Xu Jiayi, Liu Dongjing, Hassan Arsalan, Genovese Giulio, Cote Alanna C, Fennessy Brian, Cheng Esther, Charney Alexander W, Knowles James A, Ayub Muhammad, Peterson Roseann E, Bigdeli Tim B, Huckins Laura M
Department of Psychiatry, Yale School of Medicine, New Haven, CT, USA.
Icahn School of Medicine at Mount Sinai, New York, NY, USA.
medRxiv. 2023 Dec 26:2023.12.22.23300448. doi: 10.1101/2023.12.22.23300448.
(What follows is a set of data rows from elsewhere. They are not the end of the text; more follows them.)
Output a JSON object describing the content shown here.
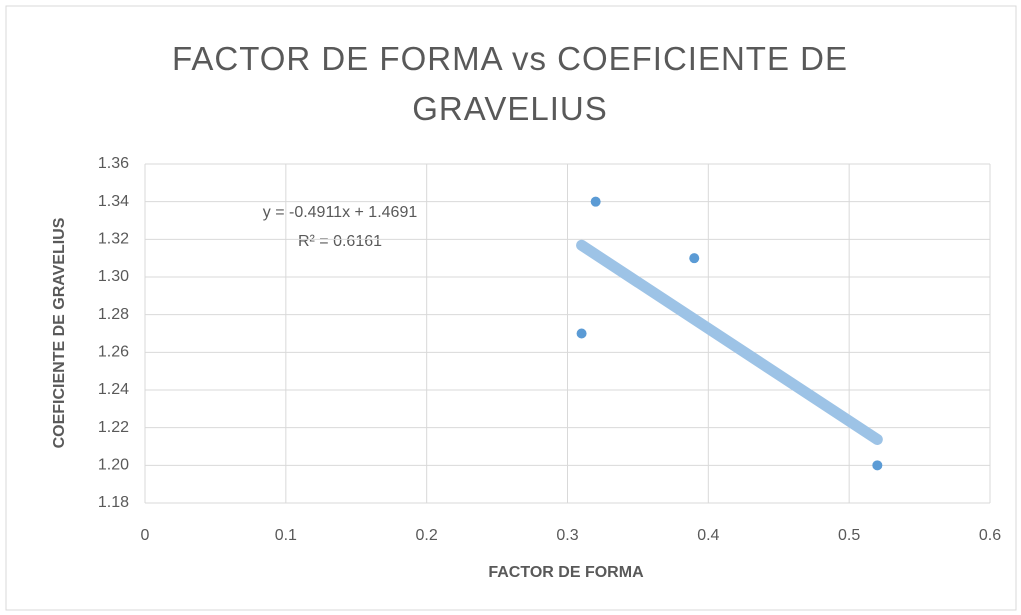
{
  "chart_data": {
    "type": "scatter",
    "title": "FACTOR DE FORMA vs COEFICIENTE DE GRAVELIUS",
    "x_label": "FACTOR DE FORMA",
    "y_label": "COEFICIENTE DE GRAVELIUS",
    "x": [
      0.31,
      0.32,
      0.39,
      0.52
    ],
    "values": [
      1.27,
      1.34,
      1.31,
      1.2
    ],
    "color": "#5b9bd5",
    "xlim": [
      0,
      0.6
    ],
    "xticks": [
      0,
      0.1,
      0.2,
      0.3,
      0.4,
      0.5,
      0.6
    ],
    "ylim": [
      1.18,
      1.36
    ],
    "yticks": [
      {
        "value": 1.18,
        "label": "1.18"
      },
      {
        "value": 1.2,
        "label": "1.20"
      },
      {
        "value": 1.22,
        "label": "1.22"
      },
      {
        "value": 1.24,
        "label": "1.24"
      },
      {
        "value": 1.26,
        "label": "1.26"
      },
      {
        "value": 1.28,
        "label": "1.28"
      },
      {
        "value": 1.3,
        "label": "1.30"
      },
      {
        "value": 1.32,
        "label": "1.32"
      },
      {
        "value": 1.34,
        "label": "1.34"
      },
      {
        "value": 1.36,
        "label": "1.36"
      }
    ],
    "grid": true,
    "trendline": {
      "equation": "y = -0.4911x + 1.4691",
      "r_squared": "R² = 0.6161",
      "slope": -0.4911,
      "intercept": 1.4691,
      "color": "#9dc3e6"
    }
  }
}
Genotype imputation is crucial for GWAS, but reference panels and existing benchmarking studies prioritize European individuals. Consequently, it is unclear which publicly available reference panel should be used for Pakistani individuals, and whether ancestry composition or sample size of the panel matters more for imputation accuracy. Our study compared different reference panels to impute genotype data in 1814 Pakistani individuals, finding the best performance balancing accuracy and coverage with meta-imputation with TOPMed and the expanded 1000 Genomes (ex1KG) reference. Imputation accuracy of ex1KG outperformed TOPMed despite its 30-fold smaller sample size, supporting efforts to create future panels with diverse populations.
基因型填充对于全基因组关联研究(GWAS)至关重要,但参考面板和现有的基准研究都将欧洲个体作为优先考虑对象。因此,目前尚不清楚对于巴基斯坦个体应该使用哪个公开可用的参考面板,以及该面板的祖先构成或样本量对填充准确性的影响哪个更大。我们的研究比较了不同的参考面板,以对1814名巴基斯坦个体的基因型数据进行填充,发现使用TOPMed和扩展的千人基因组计划(ex1KG)参考进行元填充在平衡准确性和覆盖范围方面表现最佳。尽管ex1KG的样本量比TOPMed小30倍,但其填充准确性仍优于TOPMed,这为创建包含不同人群的未来面板提供了支持。